Das Amtsgericht hat einen ehemaligen Waldorfschul-Lehrer verurteilt, weil es glaubt, dass er Schüler misshandelt hat. Der Lehrer, der einem Kind unter anderem die Hose heruntergezogen haben soll, wehrt sich über seinen Anwalt gegen das Urteil.

Stuttgart - Das Amtsgericht Stuttgart hat einen ehemaligen Lehrer der Waldorfschule auf der Uhlandshöhe wegen Misshandlung Schutzbefohlener zu einem Jahr und zehn Monaten Haft auf Bewährung verurteilt.

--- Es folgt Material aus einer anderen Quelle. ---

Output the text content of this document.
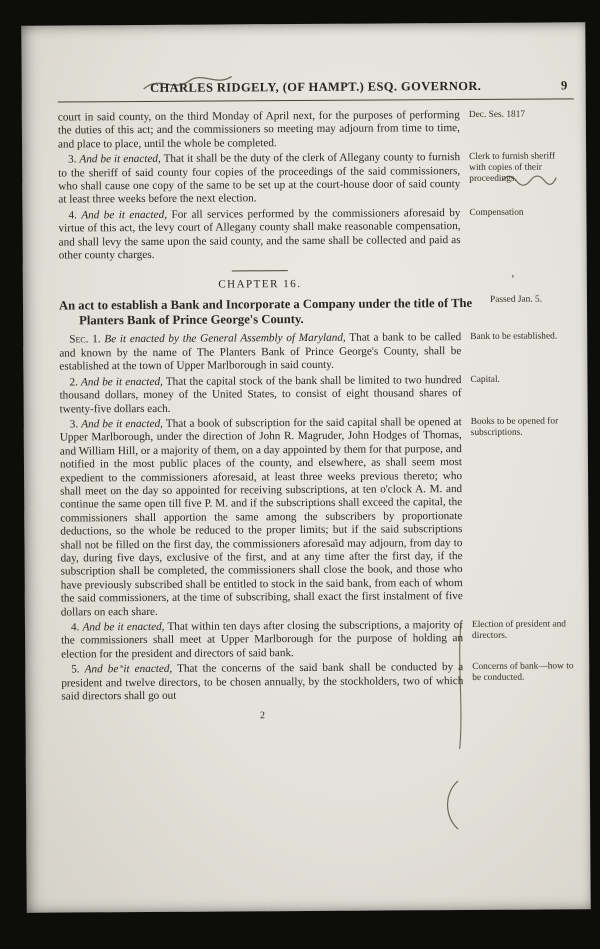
CHARLES RIDGELY, (OF HAMPT.) ESQ. GOVERNOR.	9
court in said county, on the third Monday of April next, for the purposes of performing the duties of this act; and the commissioners so meeting may adjourn from time to time, and place to place, until the whole be completed.
Dec. Ses. 1817
3. And be it enacted, That it shall be the duty of the clerk of Allegany county to furnish to the sheriff of said county four copies of the proceedings of the said commissioners, who shall cause one copy of the same to be set up at the court-house door of said county at least three weeks before the next election.
Clerk to furnish sheriff with copies of their proceedings.
4. And be it enacted, For all services performed by the commissioners aforesaid by virtue of this act, the levy court of Allegany county shall make reasonable compensation, and shall levy the same upon the said county, and the same shall be collected and paid as other county charges.
Compensation
CHAPTER 16.
An act to establish a Bank and Incorporate a Company under the title of The Planters Bank of Prince George's County.
Passed Jan. 5.
Sec. 1. Be it enacted by the General Assembly of Maryland, That a bank to be called and known by the name of The Planters Bank of Prince George's County, shall be established at the town of Upper Marlborough in said county.
Bank to be established.
2. And be it enacted, That the capital stock of the bank shall be limited to two hundred thousand dollars, money of the United States, to consist of eight thousand shares of twenty-five dollars each.
Capital.
3. And be it enacted, That a book of subscription for the said capital shall be opened at Upper Marlborough, under the direction of John R. Magruder, John Hodges of Thomas, and William Hill, or a majority of them, on a day appointed by them for that purpose, and notified in the most public places of the county, and elsewhere, as shall seem most expedient to the commissioners aforesaid, at least three weeks previous thereto; who shall meet on the day so appointed for receiving subscriptions, at ten o'clock A. M. and continue the same open till five P. M. and if the subscriptions shall exceed the capital, the commissioners shall apportion the same among the subscribers by proportionate deductions, so the whole be reduced to the proper limits; but if the said subscriptions shall not be filled on the first day, the commissioners aforesaid may adjourn, from day to day, during five days, exclusive of the first, and at any time after the first day, if the subscription shall be completed, the commissioners shall close the book, and those who have previously subscribed shall be entitled to stock in the said bank, from each of whom the said commissioners, at the time of subscribing, shall exact the first instalment of five dollars on each share.
Books to be opened for subscriptions.
4. And be it enacted, That within ten days after closing the subscriptions, a majority of the commissioners shall meet at Upper Marlborough for the purpose of holding an election for the president and directors of said bank.
Election of president and directors.
5. And be it enacted, That the concerns of the said bank shall be conducted by a president and twelve directors, to be chosen annually, by the stockholders, two of which said directors shall go out
Concerns of bank—how to be conducted.
2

Dem heute 64-Jährigen wurden körperliche Übergriffe auf Kinder während seiner Zeit an der Waldorfschule vorgeworfen. So soll er unter anderem Schüler am Kopf gepackt und nach oben gehoben haben. In einem anderen Fall, so heißt es, habe er einem an der Tafel stehenden Schüler Hose und Unterhose heruntergezogen. Außerdem seien Schüler von dem Lehrer massiv psychisch unter Druck gesetzt worden.

Anwalt des Lehrers legt Berufung ein

Die Einrichtung auf der Uhlandshöhe ist die erste Waldorfschule überhaupt. Vor einem Jahr feierte sie ihr 100-jähriges Bestehen. Die Schule trennte sich von dem Lehrer im Jahr 2012, nachdem die Vorwürfe gegen ihn bekannt wurden. „Auch knapp zehn Jahre später sind wir fassungslos, dass bei uns ein solcher Vorfall passieren konnte“, heißt es von der Schule nach dem Urteil. Man bedauere dies und entschuldige sich bei den Betroffenen.

Der Verurteilte wurde vom Amtsgericht Stuttgart nun mit einem zweijährigen Berufsverbot belegt. Außerdem muss er 1500 Euro an den Kinderschutzbund bezahlen und 100 Stunden gemeinnützige Arbeit leisten. Der Anwalt des Lehrers kündigte an, Berufung gegen das Urteil einzulegen. Der Fall wird also am Landgericht Stuttgart nochmals neu verhandelt werden.